The first of the gurneys was already rolling into the hospital when Mark arrived. A woman had been shot in the lower back, and Mark ordered that she be operated on immediately in order to prevent permanent paralysis. All through the prognosis Mark tried to conjure up images of the scenario in his mind. What was the gunman like? What kind of weapon did he have, and was he carrying any spares? Three ambulances meant at least five casualties, so it was possible that he had reloaded his gun at some point.

Doctor Amanda Bentley, pathologist at Community General, had arrived in the ER, she too having been informed of the emergency, and instructed the stretcher-bearers that the man with the black tag should be sent immediately to her pathology lab. She had no idea what the emergency was, except that it was a shooting of some sort, else she would have shared the same worry as Mark, who when she looked at him seemed to have aged five years since she had last seen him five hours ago.

Amanda turned around and prepared herself to analyse the injuries of the next patient. The gurney rolled in, and she gasped when she saw who was on it. "Jack!"

Mark heard the cry and feared the worst. He finished examining the patient who was grazed by the gun, and gave them a yellow tag before moving swiftly to Jack's gurney.

"Gunshot wound, upper pectoral, no exit wound, heavy bleeding," the young EMT rattled off, holding the drip with one hand as he rolled the gurney with the other. "Also, abrasion and contusion to cranium, probably concussion."

"Red tag, get him to OR stat," Mark said, barking the orders. It wasn't the worst of the cases, but if the bleeding wasn't stopped and the bullet removed, it could be fatal, something that Mark did not even want to think about at that stage.

Mark walked alongside Jack's gurney, the checked squares of the floor rushing by below him. Jack fumbled with his oxygen mask and murmuring in pain said, "A guy... shot... stage..."

"Take it easy, Jack," Mark said, replacing the mask and watching as Jack drifted back into unconsciousness. Mark already had a rough idea of how it was that Jack came to be shot. He imagined that he'd seen someone lying unconscious, bleeding possibly, and Jack went to help the person, not realising that the shooter was still in the vicinity. The young doctor was in the wrong place at the wrong time. "Jack should never have been there. It should have been me," Mark murmured so that only he could hear what he had said.

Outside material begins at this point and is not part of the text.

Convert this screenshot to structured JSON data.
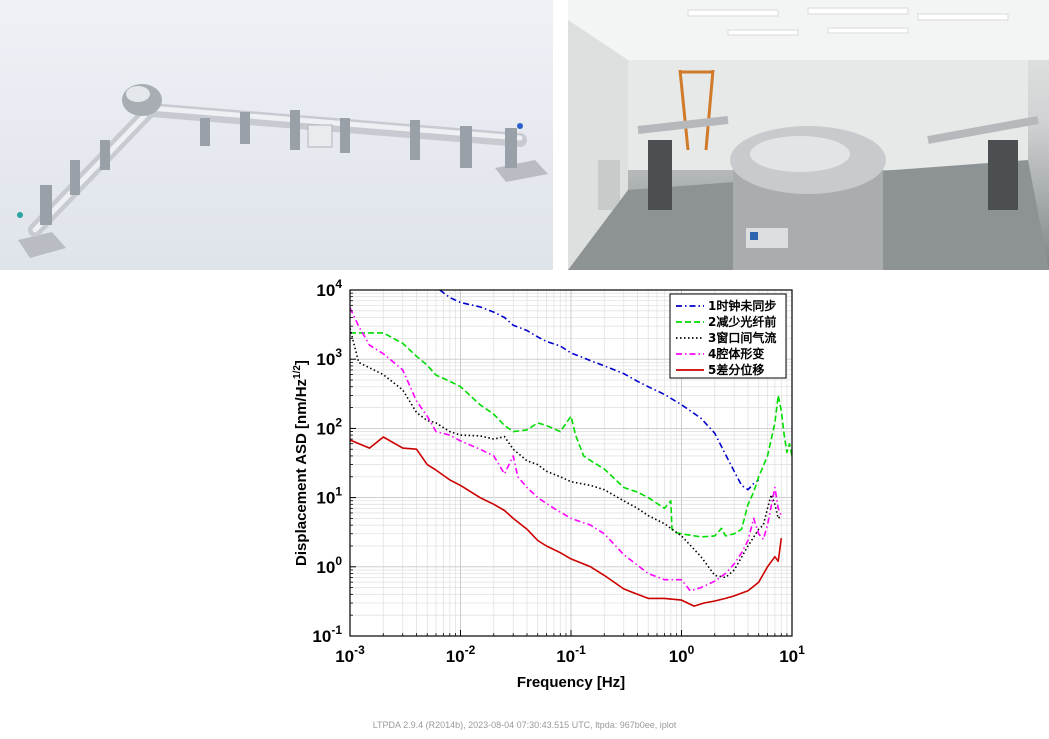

"Doctor Sloan," a nurse said to him, snapping him out of his thoughts. "Dr Marcus will be performing surgery, will you be assisting him?"

"Yes, I will be assisting," Mark said firmly. This was the best solution - Mark wanted to be in the operating theatre with Jack, but perhaps being in the driving seat in the operation was not the best idea. He followed the nurse and began to scrub up.